"I tell you again, Glory, I do not understand you. Perhaps it is as well that we should live apart. I hate to have a knot in my hands I can't untie. If Elijah understands you, keep to him. I shall look for a mate elsewhere."
"George!" she said plaintively. "You are angry and offended. I am sorry for it. I will do anything for you. True to you I must and will remain, but I will not leave Elijah and follow you. I could not do it."
"Very well then, I shall look for a wife elsewhere."

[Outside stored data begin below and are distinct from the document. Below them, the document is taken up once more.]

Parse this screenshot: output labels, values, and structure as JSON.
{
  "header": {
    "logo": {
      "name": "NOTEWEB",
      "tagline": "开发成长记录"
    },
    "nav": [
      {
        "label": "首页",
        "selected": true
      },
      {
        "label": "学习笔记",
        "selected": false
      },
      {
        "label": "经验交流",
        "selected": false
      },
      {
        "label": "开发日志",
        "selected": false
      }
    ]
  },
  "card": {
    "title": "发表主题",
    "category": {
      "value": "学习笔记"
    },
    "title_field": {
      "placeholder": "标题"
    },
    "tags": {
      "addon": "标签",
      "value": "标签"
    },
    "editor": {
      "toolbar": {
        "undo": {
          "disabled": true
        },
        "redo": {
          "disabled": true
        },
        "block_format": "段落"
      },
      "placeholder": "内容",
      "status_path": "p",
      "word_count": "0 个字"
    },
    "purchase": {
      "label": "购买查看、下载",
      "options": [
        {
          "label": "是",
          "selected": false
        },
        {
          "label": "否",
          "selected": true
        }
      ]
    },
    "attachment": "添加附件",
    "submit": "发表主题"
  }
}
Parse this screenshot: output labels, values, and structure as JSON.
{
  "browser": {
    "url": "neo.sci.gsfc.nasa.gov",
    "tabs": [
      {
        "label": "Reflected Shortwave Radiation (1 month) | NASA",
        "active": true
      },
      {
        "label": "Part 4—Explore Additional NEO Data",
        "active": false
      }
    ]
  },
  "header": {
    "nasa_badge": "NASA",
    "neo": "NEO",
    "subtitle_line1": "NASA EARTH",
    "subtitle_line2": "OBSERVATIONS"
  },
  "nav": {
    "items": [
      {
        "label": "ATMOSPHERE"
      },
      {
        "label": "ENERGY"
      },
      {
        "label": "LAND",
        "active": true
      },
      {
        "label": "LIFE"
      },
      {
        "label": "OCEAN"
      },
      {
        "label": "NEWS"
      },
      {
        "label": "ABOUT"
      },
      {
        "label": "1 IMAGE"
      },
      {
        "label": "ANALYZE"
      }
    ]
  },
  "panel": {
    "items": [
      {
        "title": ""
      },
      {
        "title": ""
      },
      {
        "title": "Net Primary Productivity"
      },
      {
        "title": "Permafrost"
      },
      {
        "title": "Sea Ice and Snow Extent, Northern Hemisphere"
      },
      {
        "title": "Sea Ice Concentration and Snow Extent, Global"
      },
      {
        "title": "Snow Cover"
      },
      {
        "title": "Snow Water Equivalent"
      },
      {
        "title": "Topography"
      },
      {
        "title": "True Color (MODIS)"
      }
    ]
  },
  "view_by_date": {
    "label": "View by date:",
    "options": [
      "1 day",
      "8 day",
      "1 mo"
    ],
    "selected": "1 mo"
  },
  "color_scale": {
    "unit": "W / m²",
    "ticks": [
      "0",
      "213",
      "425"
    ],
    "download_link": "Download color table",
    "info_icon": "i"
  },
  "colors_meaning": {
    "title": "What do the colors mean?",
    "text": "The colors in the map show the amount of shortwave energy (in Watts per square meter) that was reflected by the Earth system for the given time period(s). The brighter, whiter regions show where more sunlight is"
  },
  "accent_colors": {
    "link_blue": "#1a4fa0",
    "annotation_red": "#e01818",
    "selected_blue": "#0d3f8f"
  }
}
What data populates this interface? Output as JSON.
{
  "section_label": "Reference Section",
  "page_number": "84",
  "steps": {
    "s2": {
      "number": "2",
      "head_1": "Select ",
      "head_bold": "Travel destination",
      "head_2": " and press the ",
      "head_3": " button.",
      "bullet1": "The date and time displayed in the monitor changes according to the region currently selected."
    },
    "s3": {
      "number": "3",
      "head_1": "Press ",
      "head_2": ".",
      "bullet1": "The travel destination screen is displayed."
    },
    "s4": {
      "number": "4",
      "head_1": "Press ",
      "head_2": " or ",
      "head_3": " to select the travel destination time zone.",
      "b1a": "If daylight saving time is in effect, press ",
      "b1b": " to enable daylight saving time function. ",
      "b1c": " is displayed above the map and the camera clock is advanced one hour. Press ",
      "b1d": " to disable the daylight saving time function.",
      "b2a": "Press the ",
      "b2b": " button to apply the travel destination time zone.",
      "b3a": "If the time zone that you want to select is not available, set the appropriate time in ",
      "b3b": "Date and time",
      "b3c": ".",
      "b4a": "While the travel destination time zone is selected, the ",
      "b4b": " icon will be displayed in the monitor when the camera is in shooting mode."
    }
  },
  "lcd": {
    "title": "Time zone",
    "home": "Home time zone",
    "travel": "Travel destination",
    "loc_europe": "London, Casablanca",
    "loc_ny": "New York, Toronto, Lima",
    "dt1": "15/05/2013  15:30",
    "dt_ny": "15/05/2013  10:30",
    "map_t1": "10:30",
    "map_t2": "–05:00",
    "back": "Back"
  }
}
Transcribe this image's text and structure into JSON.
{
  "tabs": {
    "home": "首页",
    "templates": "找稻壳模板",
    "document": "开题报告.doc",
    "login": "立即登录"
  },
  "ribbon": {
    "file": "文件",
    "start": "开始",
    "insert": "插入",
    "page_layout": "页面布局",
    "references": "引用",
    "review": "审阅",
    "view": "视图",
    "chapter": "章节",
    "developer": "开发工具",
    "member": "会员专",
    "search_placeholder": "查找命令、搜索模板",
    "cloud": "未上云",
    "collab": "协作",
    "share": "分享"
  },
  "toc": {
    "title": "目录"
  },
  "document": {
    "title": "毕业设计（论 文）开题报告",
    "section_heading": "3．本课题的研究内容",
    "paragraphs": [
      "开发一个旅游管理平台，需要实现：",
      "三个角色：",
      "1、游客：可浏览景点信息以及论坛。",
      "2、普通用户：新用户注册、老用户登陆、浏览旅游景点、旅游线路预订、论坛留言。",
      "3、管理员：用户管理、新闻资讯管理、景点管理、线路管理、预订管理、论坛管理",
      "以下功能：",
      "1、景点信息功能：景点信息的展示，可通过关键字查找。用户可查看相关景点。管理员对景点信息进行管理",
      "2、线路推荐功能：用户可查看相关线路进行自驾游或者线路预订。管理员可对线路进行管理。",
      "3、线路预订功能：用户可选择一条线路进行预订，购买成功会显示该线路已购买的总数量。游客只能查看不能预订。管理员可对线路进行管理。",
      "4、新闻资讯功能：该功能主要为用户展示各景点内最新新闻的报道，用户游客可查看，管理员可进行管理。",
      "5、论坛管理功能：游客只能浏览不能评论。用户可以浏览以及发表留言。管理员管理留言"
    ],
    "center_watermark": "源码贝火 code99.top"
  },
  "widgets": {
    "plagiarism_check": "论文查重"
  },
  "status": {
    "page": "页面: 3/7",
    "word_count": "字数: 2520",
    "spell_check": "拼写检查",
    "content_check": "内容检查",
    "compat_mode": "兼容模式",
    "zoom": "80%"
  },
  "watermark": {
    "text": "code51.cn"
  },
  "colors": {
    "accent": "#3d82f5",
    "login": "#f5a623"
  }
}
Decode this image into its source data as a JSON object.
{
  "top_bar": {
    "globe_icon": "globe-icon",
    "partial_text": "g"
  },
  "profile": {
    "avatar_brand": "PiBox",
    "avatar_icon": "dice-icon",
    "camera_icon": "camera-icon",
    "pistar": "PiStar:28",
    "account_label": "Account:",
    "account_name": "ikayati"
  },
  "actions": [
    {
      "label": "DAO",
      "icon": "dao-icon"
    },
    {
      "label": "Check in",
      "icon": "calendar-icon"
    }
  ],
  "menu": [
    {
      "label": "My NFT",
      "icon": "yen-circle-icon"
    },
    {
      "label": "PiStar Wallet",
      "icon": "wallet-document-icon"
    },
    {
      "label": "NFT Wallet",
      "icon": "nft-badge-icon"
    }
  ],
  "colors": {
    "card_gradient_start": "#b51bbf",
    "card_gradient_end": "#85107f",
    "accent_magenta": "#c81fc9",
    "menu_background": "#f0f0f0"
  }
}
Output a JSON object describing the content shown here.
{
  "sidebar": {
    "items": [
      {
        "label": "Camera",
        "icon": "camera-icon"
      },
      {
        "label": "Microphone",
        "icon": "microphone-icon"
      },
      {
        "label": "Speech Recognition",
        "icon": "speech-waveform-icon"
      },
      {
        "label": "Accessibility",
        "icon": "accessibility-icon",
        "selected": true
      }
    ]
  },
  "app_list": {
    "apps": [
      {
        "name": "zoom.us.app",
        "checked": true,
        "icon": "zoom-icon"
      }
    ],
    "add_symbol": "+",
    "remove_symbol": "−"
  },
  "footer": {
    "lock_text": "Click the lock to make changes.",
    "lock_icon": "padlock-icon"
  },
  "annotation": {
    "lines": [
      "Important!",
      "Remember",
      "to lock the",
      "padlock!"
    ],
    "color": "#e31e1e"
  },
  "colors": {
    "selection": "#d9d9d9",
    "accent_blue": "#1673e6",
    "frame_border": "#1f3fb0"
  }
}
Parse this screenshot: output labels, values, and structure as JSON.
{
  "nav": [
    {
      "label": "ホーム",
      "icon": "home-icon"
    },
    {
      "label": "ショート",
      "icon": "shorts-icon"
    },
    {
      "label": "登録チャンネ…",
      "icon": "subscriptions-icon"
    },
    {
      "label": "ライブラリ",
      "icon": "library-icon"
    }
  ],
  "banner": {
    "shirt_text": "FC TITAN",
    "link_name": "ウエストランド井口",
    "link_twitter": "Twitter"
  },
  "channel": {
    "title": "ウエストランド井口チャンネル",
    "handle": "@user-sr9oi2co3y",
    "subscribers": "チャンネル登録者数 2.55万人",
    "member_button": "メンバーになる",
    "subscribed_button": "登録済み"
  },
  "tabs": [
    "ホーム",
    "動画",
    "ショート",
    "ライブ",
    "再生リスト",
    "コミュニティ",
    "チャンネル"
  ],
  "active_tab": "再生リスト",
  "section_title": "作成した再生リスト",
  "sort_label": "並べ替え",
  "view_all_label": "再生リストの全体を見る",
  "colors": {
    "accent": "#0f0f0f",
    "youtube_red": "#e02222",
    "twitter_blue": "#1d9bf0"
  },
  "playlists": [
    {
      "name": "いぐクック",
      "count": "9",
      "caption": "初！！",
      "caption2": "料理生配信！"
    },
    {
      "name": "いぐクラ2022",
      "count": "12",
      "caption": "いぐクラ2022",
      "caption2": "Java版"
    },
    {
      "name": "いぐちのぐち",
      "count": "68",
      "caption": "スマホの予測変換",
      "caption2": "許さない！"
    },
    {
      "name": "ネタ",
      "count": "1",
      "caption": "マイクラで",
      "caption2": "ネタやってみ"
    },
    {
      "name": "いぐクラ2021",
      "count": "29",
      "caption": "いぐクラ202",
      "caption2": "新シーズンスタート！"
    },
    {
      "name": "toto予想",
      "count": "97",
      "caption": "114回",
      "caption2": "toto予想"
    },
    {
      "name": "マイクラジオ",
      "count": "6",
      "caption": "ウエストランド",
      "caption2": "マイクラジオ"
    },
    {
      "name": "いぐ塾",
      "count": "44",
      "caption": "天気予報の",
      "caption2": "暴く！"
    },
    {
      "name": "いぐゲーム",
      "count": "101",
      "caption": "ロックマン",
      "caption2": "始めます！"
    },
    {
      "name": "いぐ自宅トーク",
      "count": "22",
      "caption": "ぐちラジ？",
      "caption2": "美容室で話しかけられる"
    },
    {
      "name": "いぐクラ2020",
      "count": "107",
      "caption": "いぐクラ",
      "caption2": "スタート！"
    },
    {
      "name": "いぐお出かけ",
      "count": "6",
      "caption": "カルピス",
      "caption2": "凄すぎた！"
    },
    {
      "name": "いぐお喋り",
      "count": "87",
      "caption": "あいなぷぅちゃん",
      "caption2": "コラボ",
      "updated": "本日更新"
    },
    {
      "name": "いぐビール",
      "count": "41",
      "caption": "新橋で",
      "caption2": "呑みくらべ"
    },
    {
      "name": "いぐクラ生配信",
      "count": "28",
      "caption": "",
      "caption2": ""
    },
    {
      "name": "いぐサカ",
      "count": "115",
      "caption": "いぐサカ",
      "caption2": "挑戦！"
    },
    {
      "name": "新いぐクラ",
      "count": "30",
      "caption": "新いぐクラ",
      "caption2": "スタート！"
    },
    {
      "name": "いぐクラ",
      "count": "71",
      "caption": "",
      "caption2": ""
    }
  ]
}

"You cannot do it." she said.
"Can I not?" echoed George De Witt with a laugh; "I rather believe there is a nice girl at Mersea who only wants to be asked to jump into my arms. It seems to me that I owe her reparation for your treatment of her once on my boat."
"What!"
"Now, Glory! let us understand one another. If you will run off with me—and I see nothing but some silly sentiment to hinder you—then we will be married and live happily together on your little fortune and my pension and what I can pick up."
She shook her head.
"If you will not, why then, I shall go straight from here to Phœbe Musset, and ask her to be my wife; and you may take my word for it that in three weeks the bells that are now pealing from Mersea tower will be pealing again for us."
"You could not do it."
"Indeed I will. I shall go direct to her. My mother wishes it and I know that Phœbe is ready with her yes."
"You can take her, her, to your heart?"
"Delighted to do so."
"Then, George! I never knew you, I never understood you."
"I dare say not, no more than I can understand you. Once again, will you come with me?"
"No, never."
"You never loved me. I shall go to Phœbe and have done with Glory."